There’s a Good Reason to Spread a Little Extra Kindness Sunday
Share how you’re celebrating 143 Day, meant to spread Fred Rogers’ mantra of kindness and love, with a hashtag, by baking some cookies or by hanging up a “Kindness Zone” sign this weekend.
“Imagine what our real neighborhoods would be like if each of us offered, as a matter of course, just one kind word to another person.”
This Fred Rogers quote is featured on the official state website for 143 Day, the 143rd day of the year. Rogers regularly used 143 as his special code for “I Love You,” based on the number of letters in each word.
The day became an official state celebration in 2019. Last year, during the COVID-19 pandemic, residents were encouraged to honor local “helpers.”
This weekend, residents are encouraged to tweet about their acts of kindness using #143DayinPA.

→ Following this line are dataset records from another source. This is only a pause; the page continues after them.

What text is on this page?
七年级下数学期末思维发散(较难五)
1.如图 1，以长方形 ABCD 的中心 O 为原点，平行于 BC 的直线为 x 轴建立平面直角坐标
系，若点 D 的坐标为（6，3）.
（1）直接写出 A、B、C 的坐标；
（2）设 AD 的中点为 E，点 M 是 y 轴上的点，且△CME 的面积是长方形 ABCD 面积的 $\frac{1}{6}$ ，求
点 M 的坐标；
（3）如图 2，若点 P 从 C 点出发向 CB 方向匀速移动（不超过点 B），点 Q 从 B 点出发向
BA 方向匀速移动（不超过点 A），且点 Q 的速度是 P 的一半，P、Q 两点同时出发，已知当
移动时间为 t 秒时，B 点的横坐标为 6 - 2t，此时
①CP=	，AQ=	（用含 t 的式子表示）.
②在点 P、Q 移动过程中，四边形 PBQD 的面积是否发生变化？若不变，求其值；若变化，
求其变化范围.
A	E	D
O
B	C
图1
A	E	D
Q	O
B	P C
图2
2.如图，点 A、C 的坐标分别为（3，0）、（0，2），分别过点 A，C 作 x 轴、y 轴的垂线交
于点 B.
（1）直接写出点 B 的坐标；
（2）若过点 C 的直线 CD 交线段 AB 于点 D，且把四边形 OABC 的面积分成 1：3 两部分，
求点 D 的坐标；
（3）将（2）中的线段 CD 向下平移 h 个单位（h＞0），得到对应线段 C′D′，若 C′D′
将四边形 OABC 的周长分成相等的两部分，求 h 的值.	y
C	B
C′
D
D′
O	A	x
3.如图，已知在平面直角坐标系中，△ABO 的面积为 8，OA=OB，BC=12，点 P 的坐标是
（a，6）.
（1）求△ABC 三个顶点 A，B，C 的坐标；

“Pennsylvania is a place where kindness and gratitude toward those who make up our community is part of who we are, and a weekend of kindness, after an especially difficult year, celebrates the spirit inherent in all Pennsylvanians,” Gov. Tom Wolf said in a statement.
One way for families to celebrate this weekend is by joining Kidsburgh for a free virtual baking class hosted by local cookie expert Jasmine Cho.
Families can register for the 4 p.m. Sunday class, where they’ll learn a recipe for two-layer Linzer Cookies with a peek-a-boo center.
Special guests Gregg Behr and Ryan Rydzewski, the authors of “When You Wonder, You’re Learning: Mister Rogers’ Enduring Lessons for Raising Creative, Curious and Kids,” will be on hand as well.
The Heinz History Center, which features the largest collection of original items from “Mister Rogers’ Neighborhood” on public view, also began partnering with the City of Pittsburgh this week to offer “Kindness Zone” street signs.
The History Center will sell three different versions of the Kindness Zone sign, as well as magnets and stickers, at its Museum Shop and online.
First unveiled in 2019, the Kindness Zone signs have been installed in dozens of locations around Pittsburgh.
“We’re excited to partner with the City of Pittsburgh to help spread Fred’s universal message of kindness beyond the city streets and into the homes, schools and businesses in our community,” said History Center President and CEO Andy Masich in a statement.
All proceeds from the Kindness Zone signs will benefit the museum’s educational programs and exhibitions.